2010: MY YEAR OF LIVING DANGEROUSLY -- AGAIN?

I'm so not feeling New Year's Eve this year. As excited as I am to turn the page to 2010, I'm harboring a fantasy of ringing it in solo, sitting on the sofa, watching TV, surfing the internet and listening to the fireworks that will paint the sky sometime around midnight.

It would be the first New Year's Eve I've stayed in since 1999 turned into 2000, and I escaped all of Manhattan's Y2K threats by spending the night in the wilds of Brooklyn, far from the maddening crowd in Times Square, in the safety of the apartment of Amir, a guy I had just started dating. This year, as we once again enter a new decade, with no Y2K threat, no Amir (or a reasonable Argentine facsimile) and no must-attend party invitations, my coast is clear to make my fantasy come true.

I'm not even making any New Year's resolutions this year. Not that they usually work for me anyway. The only one I can ever remember keeping -- or even remember at all -- was the one I made as 1990 turned into 1991. I vowed never again to eat red meat, and I didn't, until several months ago when I finally gave in to Argentina's culinary obsession. So, in a way, it would be almost poetic for me to skip the resolutions in the year in which I broke the one I actually managed to honor long term.

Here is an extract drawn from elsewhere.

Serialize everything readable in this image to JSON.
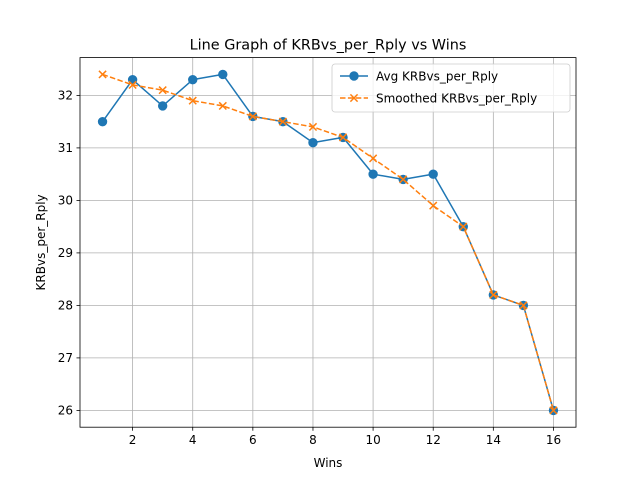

Or perhaps it's perfect timing for a sequel. But even if I were in a resolution mood, what would I resolve not to do? I could vow to stop dating jerks, but I do that pretty much every Sunday afternoon, and by hump day, there's another one creeping into my romantic vicinity. I could stop drinking, but that would be so cliché. I could stop eating meat again, but I haven't yet begun to take full advantage of my resurgent carnivorism. Or I could continue my recent promise to throw away at least one thing every day, but would that even count?

So what's it going to be?

I got it. In 2010, my resolution is to stop making resolutions. No more limitations. This year, I get to do what I want to do, which is pretty much what I did last year, but since it's a resolution, by keeping it, I won't have anything to be guilty of.

Pass the whisky and the tall, dark and handsome stranger, please.